On the spirits side of the menu, Rosenberg and Sammons stress that while they will be serving cocktails, that's not the primary focus.
"If you want a Negroni, which has three spirits, we can definitely do that," says Sammons. "But if you want a Mojito or a pineapple whatever, we probably won't be doing that.
"A great whiskey or a great Scotch, somebody has labored intensely over that product for 100 years and figured out a way to create the most beautiful aspect of that product and I don't want to fuck that up," he continues. "I want to put it in a glass and give it to you just as it's supposed to be. I don't want to mix it with some syrups and put a flaming orange on it or something. I want you to have it as it was intended."
The story behind the name
And the story behind the unconventional name? Rosenberg says the partners liked how the analogy worked on several levels, starting with his personal connection dating back to reading Rudyard Kipling's Rikki-Tikki-Tavi daily as a child.
Sammons references the craft beer they'll be serving as a mongoose and the hard liquor as the bar's "snakebite." But more than anything both partners talk about Mongoose versus Cobra as the tale of a victorious, scrappy underdog, a role they understand as small, local business owners.
But more than anything both partners talk about Mongoose versus Cobra as the tale of a victorious, scrappy underdog, a role they understand as small, local business owners.
"The mongoose kills the cobra every single time," says Sammons. "It's adapted specifically for that. It's the cobra's only natural predator besides man. Even if the mongoose is bit, its quills have adapted to fend off the cobra's fangs. It'll get bit and pass out for a while and wake up.
"I think that a craft brewer will always win, too, in the long run. I'll bet on the guy with the passion every time. I guess this bar is an expirement to test that hypothesis."
Like 13 Celsius, Mongoose versus Cobra won't have a formal kitchen, so the food offerings will be similar to the current selections — breads, cheeses, meats and partnerships with local chefs to create sweet and savory options. There will be a small private room installed in a lofted space for small gatherings and meetings.
And while Rosenberg is fond of thinking of the concept as part of the historic tradition of community gathering spaces — he references both the traditional castle hall and the casual biergardens — he's also quick to celebrate the growing urban lifestyle of Midtown.

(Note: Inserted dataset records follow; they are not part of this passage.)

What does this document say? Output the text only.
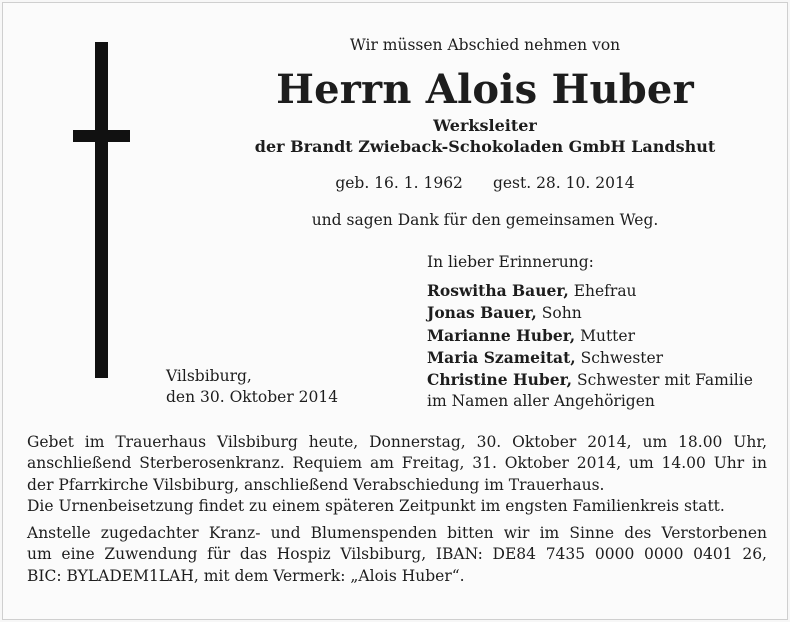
Wir müssen Abschied nehmen von
Herrn Alois Huber
Werksleiter
der Brandt Zwieback-Schokoladen GmbH Landshut
geb. 16. 1. 1962 gest. 28. 10. 2014
und sagen Dank für den gemeinsamen Weg.
In lieber Erinnerung:
Roswitha Bauer, Ehefrau
Jonas Bauer, Sohn
Marianne Huber, Mutter
Maria Szameitat, Schwester
Christine Huber, Schwester mit Familie
im Namen aller Angehörigen
Vilsbiburg,
den 30. Oktober 2014
Gebet im Trauerhaus Vilsbiburg heute, Donnerstag, 30. Oktober 2014, um 18.00 Uhr,
anschließend Sterberosenkranz. Requiem am Freitag, 31. Oktober 2014, um 14.00 Uhr in
der Pfarrkirche Vilsbiburg, anschließend Verabschiedung im Trauerhaus.
Die Urnenbeisetzung findet zu einem späteren Zeitpunkt im engsten Familienkreis statt.
Anstelle zugedachter Kranz- und Blumenspenden bitten wir im Sinne des Verstorbenen
um eine Zuwendung für das Hospiz Vilsbiburg, IBAN: DE84 7435 0000 0000 0401 26,
BIC: BYLADEM1LAH, mit dem Vermerk: „Alois Huber“.
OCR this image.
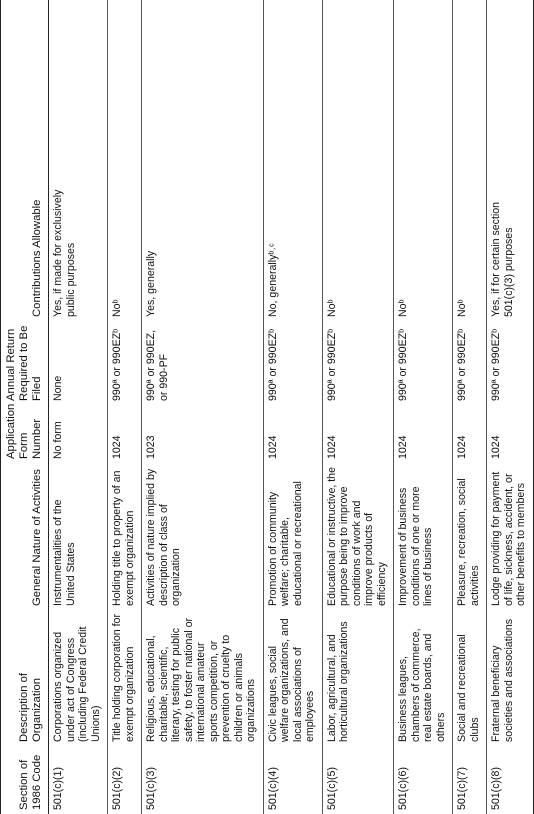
Section of 1986 Code	Description of Organization	General Nature of Activities	Application Form Number	Annual Return Required to Be Filed	Contributions Allowable

501(c)(1)	Corporations organized under act of Congress (including Federal Credit Unions)	Instrumentalities of the United States	No form	None	Yes, if made for exclusively public purposes

501(c)(2)	Title holding corporation for exempt organization	Holding title to property of an exempt organization	1024	990ª or 990EZᵇ	Noᵇ

501(c)(3)	Religious, educational, charitable, scientific, literary, testing for public safety, to foster national or international amateur sports competition, or prevention of cruelty to children or animals organizations	Activities of nature implied by description of class of organization	1023	990ª or 990EZ, or 990-PF	Yes, generally

501(c)(4)	Civic leagues, social welfare organizations, and local associations of employees	Promotion of community welfare; charitable, educational or recreational	1024	990ª or 990EZᵇ	No, generallyᵇ˒ᶜ

501(c)(5)	Labor, agricultural, and horticultural organizations	Educational or instructive, the purpose being to improve conditions of work and improve products of efficiency	1024	990ª or 990EZᵇ	Noᵇ

501(c)(6)	Business leagues, chambers of commerce, real estate boards, and others	Improvement of business conditions of one or more lines of business	1024	990ª or 990EZᵇ	Noᵇ

501(c)(7)	Social and recreational clubs	Pleasure, recreation, social activities	1024	990ª or 990EZᵇ	Noᵇ

501(c)(8)	Fraternal beneficiary societies and associations	Lodge providing for payment of life, sickness, accident, or other benefits to members	1024	990ª or 990EZᵇ	Yes, if for certain section 501(c)(3) purposes
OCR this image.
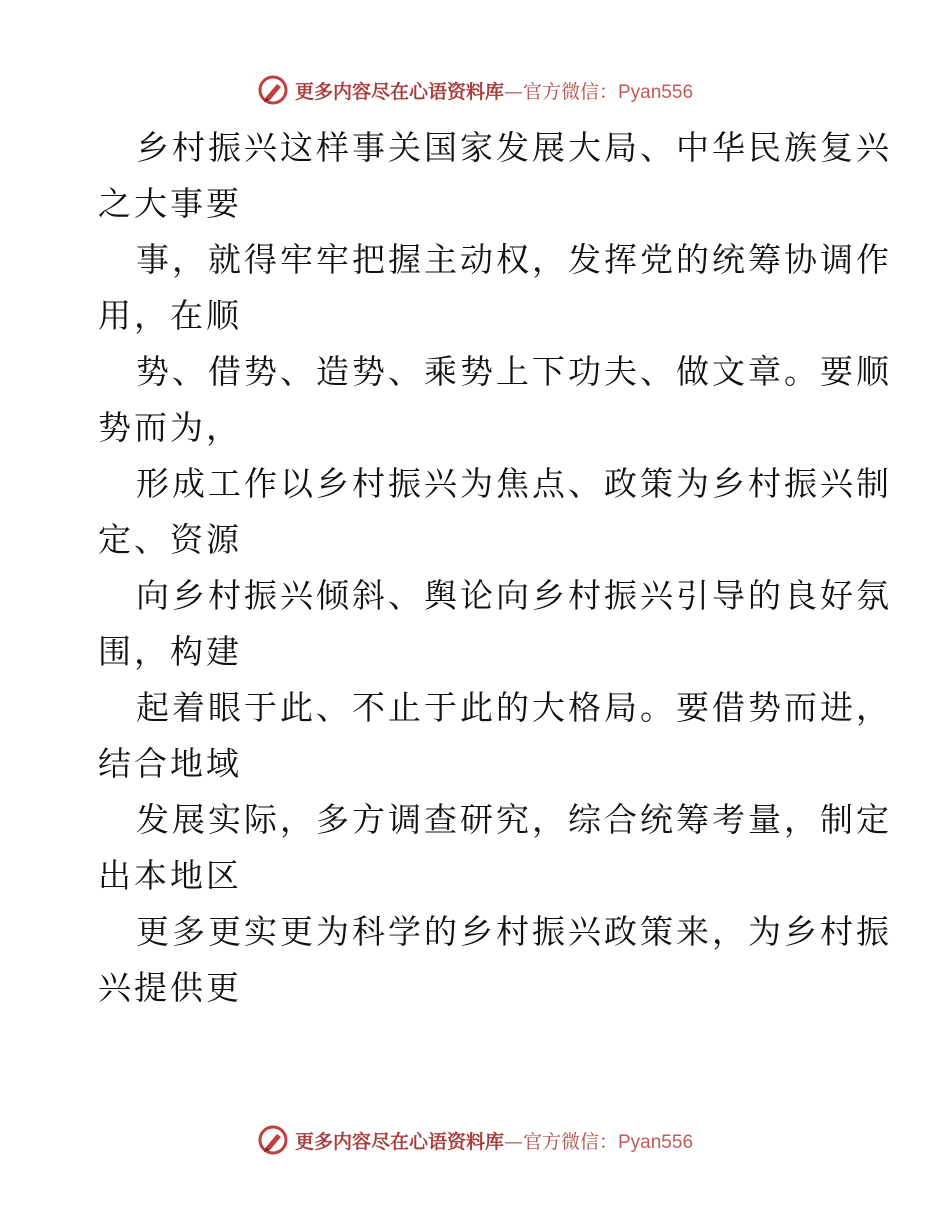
更多内容尽在心语资料库—官方微信：Pyan556

乡村振兴这样事关国家发展大局、中华民族复兴
之大事要

事，就得牢牢把握主动权，发挥党的统筹协调作
用，在顺

势、借势、造势、乘势上下功夫、做文章。要顺
势而为，

形成工作以乡村振兴为焦点、政策为乡村振兴制
定、资源

向乡村振兴倾斜、舆论向乡村振兴引导的良好氛
围，构建

起着眼于此、不止于此的大格局。要借势而进，
结合地域

发展实际，多方调查研究，综合统筹考量，制定
出本地区

更多更实更为科学的乡村振兴政策来，为乡村振
兴提供更

更多内容尽在心语资料库—官方微信：Pyan556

"It's right there in the middle of everything," he says. "I see people going there from Reef either before dinner or after dinner. I see, after work, people getting off the rail and having a drink on their way home."
"We want to become part of the fabric of this area of town and to be here forever," adds Sammons. "To become like La Carafe or Warren's, places that have been here for 50 years. But we also want to help this city negotiate its way further up to international status as being a dynamic wine and food and cocktail city."